Students Treated Like Children During Cringe-Fest Advisory. North Middlesex Regional High School—what are we even doing anymore?
By The ClearScope Network | @ClearScopeNet
September 5, 2025
Welcome back, North Middlesex students! And in case you forgot you were in high school, your first two weeks of Advisory made absolutely sure to remind you… that you’re apparently still in third grade.
In what many students are calling "cringey," and "awkward," North Middlesex Regional High School kicked off what used to be FLEX Block with a painfully outdated video on bullying titled “It Only Takes One.” Spoiler alert: it only took one minute to realize this was going to be a waste of time.
The short film features painfully stereotypical characters — the Mean Girls trio, the Awkward Target, and a final scene that tries (and fails) to tug at heartstrings with a dramatic handshake. Yes, really. The acting? Wooden. The message? Fine in theory. The execution? Pure elementary school energy and an embarrassment for the school.
Because nothing says “we trust our young adults” like a worksheet, students were then told to open their Advisory Journals™ (yes, this is real) and reflect on deep questions such as:
What do you think happened before the video?
What is the red-haired girl thinking?
What about the mean girls?
Why did other students get out their phones?
Would you have shaken hands?
What happened after the video?
What is a bully, and why do people bully?
Let’s be clear: these are questions that would feel more at home in a second-grade circle time than in a room full of teenagers, some of whom are a semester away from voting or already eligible to vote.
The Death of FLEX Block
Here’s what makes this worse: until this year, that same time period was FLEX Block—an effective part of the school day where students could pick which teacher to visit, collaborate with friends, or get the academic support they actually needed. It was student-driven, useful, and respected by the people who needed it most: the students themselves.
But FLEX is gone. Why? Because, according to administration, too many students were “wandering the school" and "not using the time wisely." So instead of cracking down on those skipping or misusing it, they scrapped it entirely—punishing everyone.

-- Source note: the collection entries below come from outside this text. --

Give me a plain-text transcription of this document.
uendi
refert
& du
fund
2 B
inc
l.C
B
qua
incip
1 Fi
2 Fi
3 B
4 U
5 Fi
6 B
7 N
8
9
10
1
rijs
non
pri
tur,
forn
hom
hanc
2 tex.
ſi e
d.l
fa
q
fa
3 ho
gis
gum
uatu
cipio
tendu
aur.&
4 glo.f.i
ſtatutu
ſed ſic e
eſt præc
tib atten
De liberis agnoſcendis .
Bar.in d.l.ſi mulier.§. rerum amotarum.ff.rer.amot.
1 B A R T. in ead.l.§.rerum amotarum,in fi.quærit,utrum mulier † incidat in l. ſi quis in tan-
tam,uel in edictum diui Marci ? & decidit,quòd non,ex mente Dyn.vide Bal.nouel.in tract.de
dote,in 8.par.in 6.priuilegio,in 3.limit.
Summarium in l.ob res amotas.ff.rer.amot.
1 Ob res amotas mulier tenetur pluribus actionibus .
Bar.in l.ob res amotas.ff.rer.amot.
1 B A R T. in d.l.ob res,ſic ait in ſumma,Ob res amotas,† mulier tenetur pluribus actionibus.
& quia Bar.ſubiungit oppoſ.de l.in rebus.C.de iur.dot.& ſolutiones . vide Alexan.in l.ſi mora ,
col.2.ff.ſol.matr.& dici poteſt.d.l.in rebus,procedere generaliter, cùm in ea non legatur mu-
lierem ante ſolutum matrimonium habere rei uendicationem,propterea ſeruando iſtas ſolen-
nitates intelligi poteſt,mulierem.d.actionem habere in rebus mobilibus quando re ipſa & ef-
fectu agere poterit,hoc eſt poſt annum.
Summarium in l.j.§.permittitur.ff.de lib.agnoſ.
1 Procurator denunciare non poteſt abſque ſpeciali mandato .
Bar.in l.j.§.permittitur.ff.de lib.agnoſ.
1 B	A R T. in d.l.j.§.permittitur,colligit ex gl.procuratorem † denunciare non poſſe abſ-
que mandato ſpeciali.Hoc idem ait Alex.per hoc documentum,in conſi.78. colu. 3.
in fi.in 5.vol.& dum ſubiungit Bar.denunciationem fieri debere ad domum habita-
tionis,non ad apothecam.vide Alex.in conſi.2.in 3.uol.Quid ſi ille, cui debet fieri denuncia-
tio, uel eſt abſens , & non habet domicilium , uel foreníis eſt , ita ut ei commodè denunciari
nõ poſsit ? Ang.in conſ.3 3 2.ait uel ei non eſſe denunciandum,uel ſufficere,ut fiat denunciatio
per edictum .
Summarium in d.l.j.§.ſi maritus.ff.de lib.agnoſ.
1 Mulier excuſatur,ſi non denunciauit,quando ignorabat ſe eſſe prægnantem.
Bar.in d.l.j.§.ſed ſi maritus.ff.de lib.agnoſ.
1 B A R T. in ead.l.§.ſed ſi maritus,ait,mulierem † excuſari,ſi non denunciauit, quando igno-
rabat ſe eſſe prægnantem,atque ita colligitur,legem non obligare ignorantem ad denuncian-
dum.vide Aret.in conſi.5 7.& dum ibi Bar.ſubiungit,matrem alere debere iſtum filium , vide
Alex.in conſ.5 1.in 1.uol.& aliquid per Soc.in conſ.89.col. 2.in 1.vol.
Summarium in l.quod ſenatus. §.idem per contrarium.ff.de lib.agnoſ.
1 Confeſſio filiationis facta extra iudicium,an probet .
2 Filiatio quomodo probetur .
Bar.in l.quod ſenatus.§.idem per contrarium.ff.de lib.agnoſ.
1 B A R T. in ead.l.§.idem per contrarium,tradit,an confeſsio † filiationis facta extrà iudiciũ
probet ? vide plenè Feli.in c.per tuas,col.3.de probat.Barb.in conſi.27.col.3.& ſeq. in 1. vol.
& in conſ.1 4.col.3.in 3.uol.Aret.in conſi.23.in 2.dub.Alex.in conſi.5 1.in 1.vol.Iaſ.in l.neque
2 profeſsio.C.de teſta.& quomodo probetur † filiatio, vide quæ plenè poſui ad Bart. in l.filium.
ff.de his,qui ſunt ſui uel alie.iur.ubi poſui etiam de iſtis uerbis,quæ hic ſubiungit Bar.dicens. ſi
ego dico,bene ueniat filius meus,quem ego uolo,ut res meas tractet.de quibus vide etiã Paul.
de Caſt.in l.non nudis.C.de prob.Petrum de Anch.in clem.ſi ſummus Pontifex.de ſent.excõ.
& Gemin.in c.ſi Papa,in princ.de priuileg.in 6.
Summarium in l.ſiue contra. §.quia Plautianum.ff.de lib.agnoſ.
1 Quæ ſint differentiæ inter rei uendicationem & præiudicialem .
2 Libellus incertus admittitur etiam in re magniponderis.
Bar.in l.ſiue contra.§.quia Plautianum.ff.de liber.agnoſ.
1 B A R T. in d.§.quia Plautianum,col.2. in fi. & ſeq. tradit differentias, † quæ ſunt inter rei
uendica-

Now, everyone is locked into Advisory. No movement, no freedom to seek help from the teachers they actually need. Just pre-packaged "community building" fluff.
The problem isn’t that students don’t want structure. The problem is that this structure feels detached from reality, like someone in a boardroom googled “fun classroom activities” without realizing they’re in a high school. High schoolers don’t need to pretend they’re in the third grade. They need time to catch up on work, decompress, and actually talk to the people they already trust—like their teachers or classmates.

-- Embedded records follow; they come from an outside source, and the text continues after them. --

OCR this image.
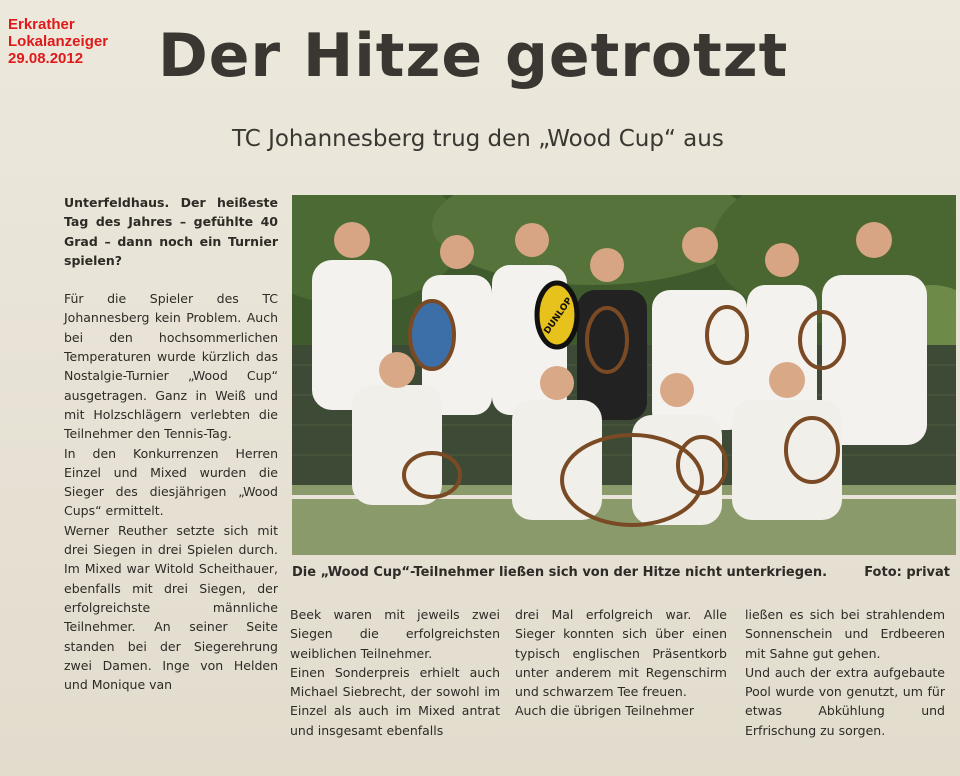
Erkrather
Lokalanzeiger
29.08.2012	Der Hitze getrotzt
TC Johannesberg trug den „Wood Cup“ aus

Unterfeldhaus. Der heißeste Tag des Jahres – gefühlte 40 Grad – dann noch ein Turnier spielen?

Für die Spieler des TC Johannesberg kein Problem. Auch bei den hochsommerlichen Temperaturen wurde kürzlich das Nostalgie-Turnier „Wood Cup“ ausgetragen. Ganz in Weiß und mit Holzschlägern verlebten die Teilnehmer den Tennis-Tag.

In den Konkurrenzen Herren Einzel und Mixed wurden die Sieger des diesjährigen „Wood Cups“ ermittelt.

Werner Reuther setzte sich mit drei Siegen in drei Spielen durch. Im Mixed war Witold Scheithauer, ebenfalls mit drei Siegen, der erfolgreichste männliche Teilnehmer. An seiner Seite standen bei der Siegerehrung zwei Damen. Inge von Helden und Monique van

DUNLOP
Die „Wood Cup“-Teilnehmer ließen sich von der Hitze nicht unterkriegen.	Foto: privat

Beek waren mit jeweils zwei Siegen die erfolgreichsten weiblichen Teilnehmer.

Einen Sonderpreis erhielt auch Michael Siebrecht, der sowohl im Einzel als auch im Mixed antrat und insgesamt ebenfalls

drei Mal erfolgreich war. Alle Sieger konnten sich über einen typisch englischen Präsentkorb unter anderem mit Regenschirm und schwarzem Tee freuen.

Auch die übrigen Teilnehmer

ließen es sich bei strahlendem Sonnenschein und Erdbeeren mit Sahne gut gehen.

Und auch der extra aufgebaute Pool wurde von genutzt, um für etwas Abkühlung und Erfrischung zu sorgen.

It’s been said that Advisory will eventually evolve into something more FLEX-like. But so far, all students have seen is community building games, forced convos, and activities better suited for a 3rd grade morning meeting. If that evolution is coming, where is it?

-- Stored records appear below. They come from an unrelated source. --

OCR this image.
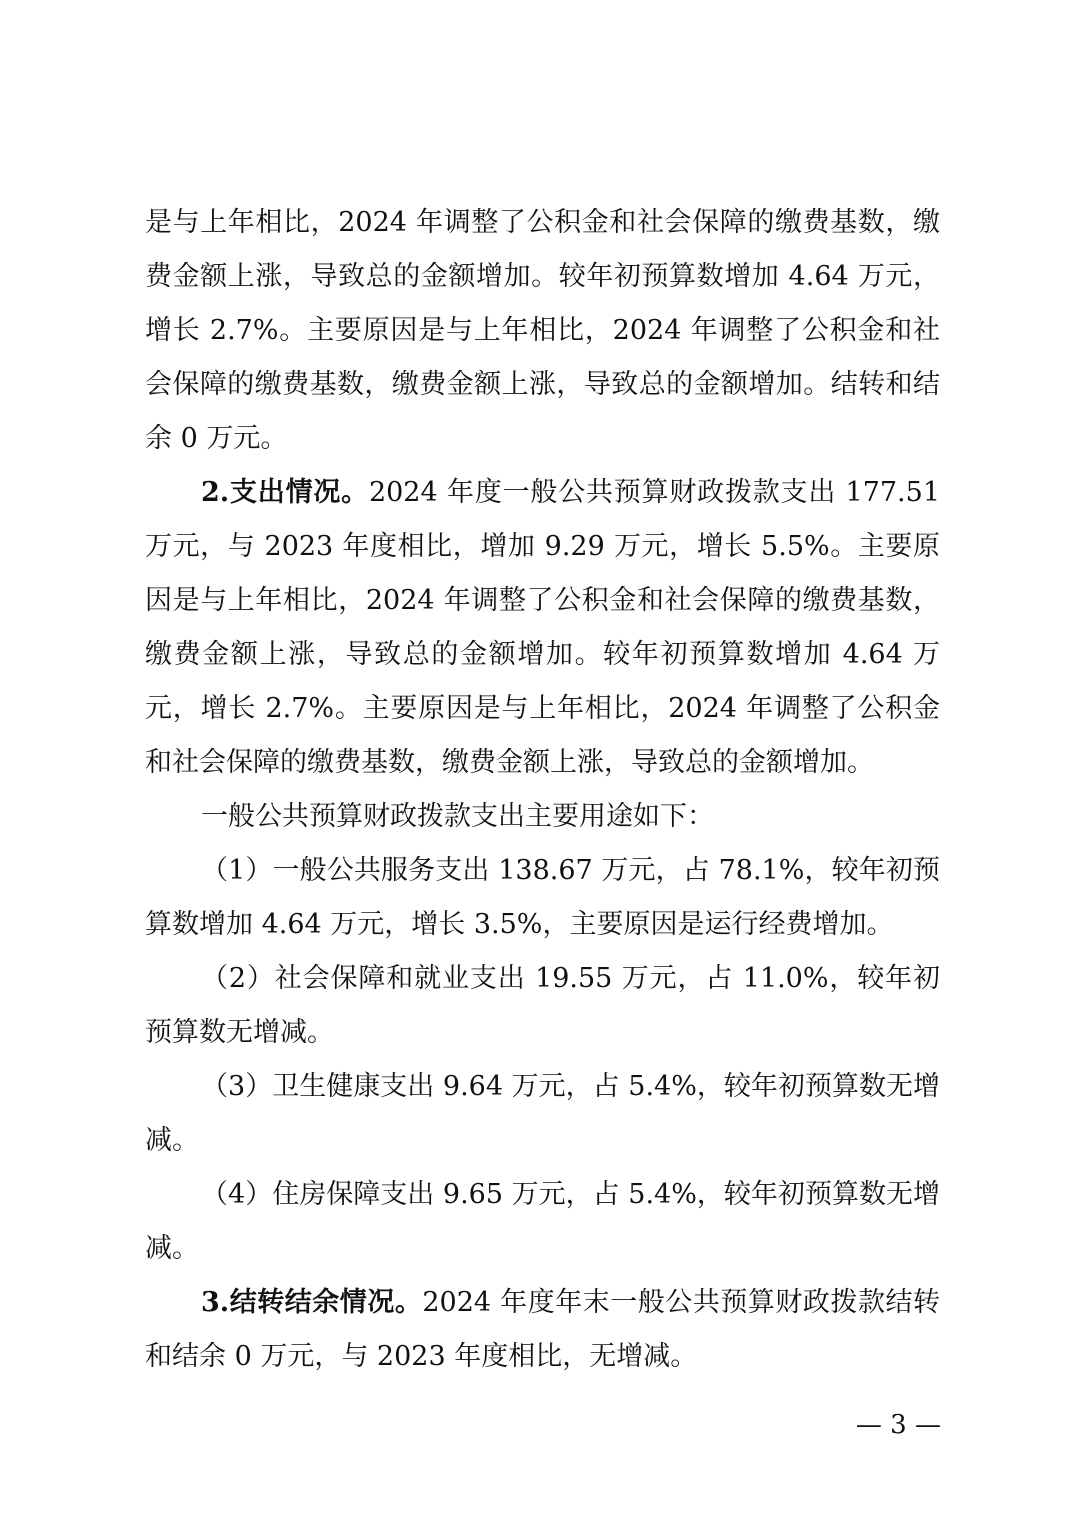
是与上年相比，2024 年调整了公积金和社会保障的缴费基数，缴费金额上涨，导致总的金额增加。较年初预算数增加 4.64 万元，增长 2.7%。主要原因是与上年相比，2024 年调整了公积金和社会保障的缴费基数，缴费金额上涨，导致总的金额增加。结转和结余 0 万元。

2.支出情况。2024 年度一般公共预算财政拨款支出 177.51 万元，与 2023 年度相比，增加 9.29 万元，增长 5.5%。主要原因是与上年相比，2024 年调整了公积金和社会保障的缴费基数，缴费金额上涨，导致总的金额增加。较年初预算数增加 4.64 万元，增长 2.7%。主要原因是与上年相比，2024 年调整了公积金和社会保障的缴费基数，缴费金额上涨，导致总的金额增加。

一般公共预算财政拨款支出主要用途如下：

（1）一般公共服务支出 138.67 万元，占 78.1%，较年初预算数增加 4.64 万元，增长 3.5%，主要原因是运行经费增加。

（2）社会保障和就业支出 19.55 万元，占 11.0%，较年初预算数无增减。

（3）卫生健康支出 9.64 万元，占 5.4%，较年初预算数无增减。

（4）住房保障支出 9.65 万元，占 5.4%，较年初预算数无增减。

3.结转结余情况。2024 年度年末一般公共预算财政拨款结转和结余 0 万元，与 2023 年度相比，无增减。

— 3 —
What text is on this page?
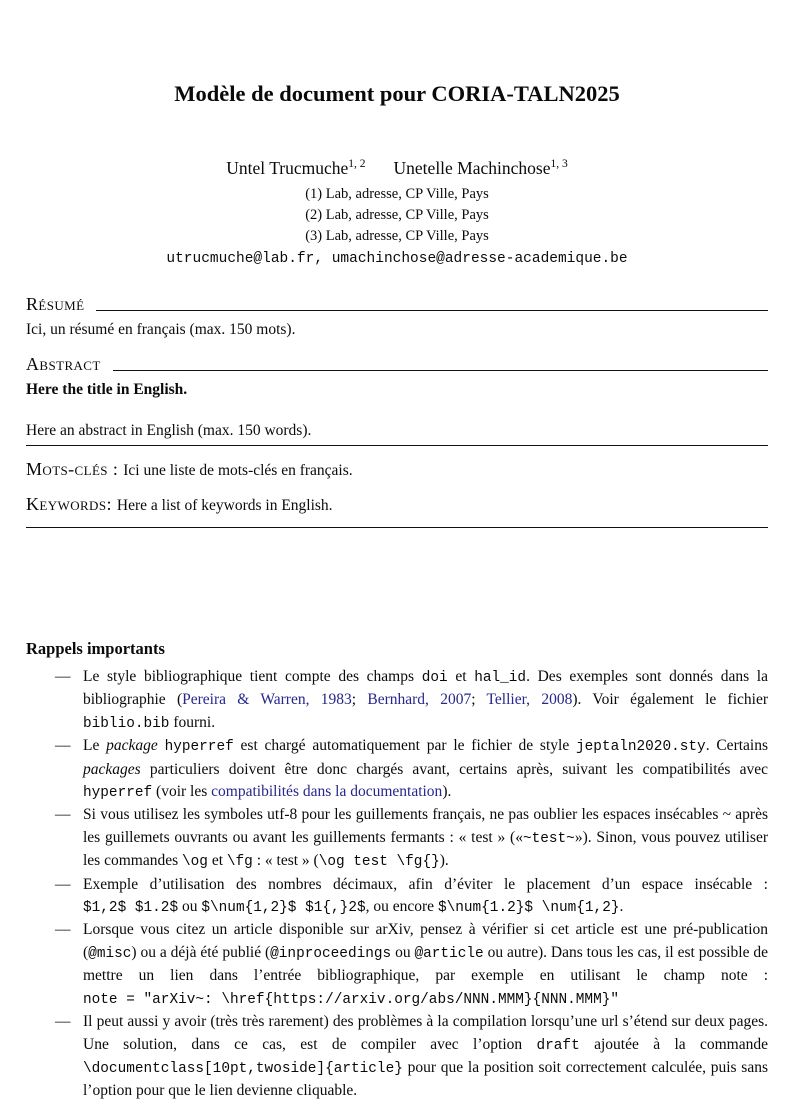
Modèle de document pour CORIA-TALN2025
Untel Trucmuche$^{1, 2}$ Unetelle Machinchose$^{1, 3}$
(1) Lab, adresse, CP Ville, Pays
(2) Lab, adresse, CP Ville, Pays
(3) Lab, adresse, CP Ville, Pays
utrucmuche@lab.fr, umachinchose@adresse-academique.be
Résumé

Ici, un résumé en français (max. 150 mots).

Abstract

Here the title in English.

Here an abstract in English (max. 150 words).

Mots-clés : Ici une liste de mots-clés en français.

Keywords: Here a list of keywords in English.

Rappels importants
— Le style bibliographique tient compte des champs doi et hal_id. Des exemples sont donnés dans la bibliographie (Pereira & Warren, 1983; Bernhard, 2007; Tellier, 2008). Voir également le fichier biblio.bib fourni.
— Le package hyperref est chargé automatiquement par le fichier de style jeptaln2020.sty. Certains packages particuliers doivent être donc chargés avant, certains après, suivant les compatibilités avec hyperref (voir les compatibilités dans la documentation).
— Si vous utilisez les symboles utf-8 pour les guillements français, ne pas oublier les espaces insécables ~ après les guillemets ouvrants ou avant les guillements fermants : « test » («~test~»). Sinon, vous pouvez utiliser les commandes \og et \fg : « test » (\og test \fg{}).
— Exemple d’utilisation des nombres décimaux, afin d’éviter le placement d’un espace insécable : $1,2$ $1.2$ ou $\num{1,2}$ $1{,}2$, ou encore $\num{1.2}$ \num{1,2}.
— Lorsque vous citez un article disponible sur arXiv, pensez à vérifier si cet article est une pré-publication (@misc) ou a déjà été publié (@inproceedings ou @article ou autre). Dans tous les cas, il est possible de mettre un lien dans l’entrée bibliographique, par exemple en utilisant le champ note : note = "arXiv~: \href{https://arxiv.org/abs/NNN.MMM}{NNN.MMM}"
— Il peut aussi y avoir (très très rarement) des problèmes à la compilation lorsqu’une url s’étend sur deux pages. Une solution, dans ce cas, est de compiler avec l’option draft ajoutée à la commande \documentclass[10pt,twoside]{article} pour que la position soit correctement calculée, puis sans l’option pour que le lien devienne cliquable.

Let’s be clear: North Middlesex students aren’t asking for a free-for-all. They’re asking for respect, autonomy, and a space that recognizes they’re young adults—not toddlers.
If the administration truly believes in student growth, it’s time to start treating students like they can handle it. Give Advisory a purpose. Let students use that time meaningfully—even if it’s just a modified FLEX system where students stay in their assigned rooms but work on what they need.
By assigning performative empathy exercises and scripted interactions, the administration may be missing the bigger picture: Teenagers know when something is inauthentic. And when they feel talked down to, they tune out — fast.
Nobody is denying that bullying is a serious issue. And yes, real conversations about empathy and behavior matter. But turning a room full of juniors and seniors into passive viewers of a low-budget drama and then having them journal about hypothetical handshakes?
It’s not just ineffective — it’s condescending.
North Middlesex is filled with smart, capable, thoughtful students. Many are juggling AP classes, jobs, and leadership roles. They deserve programming that challenges them, that treats them like the near-adults they are — not like kids who need a moral-of-the-story video to figure out that bullying is bad.
Until then, Advisory risks becoming little more than a weekly exercise in forced cringery and quiet rebellion — a time slot better spent doing literally anything else.
But hey… it only takes one, right?
Stay sharp. Stay clear. Stay informed.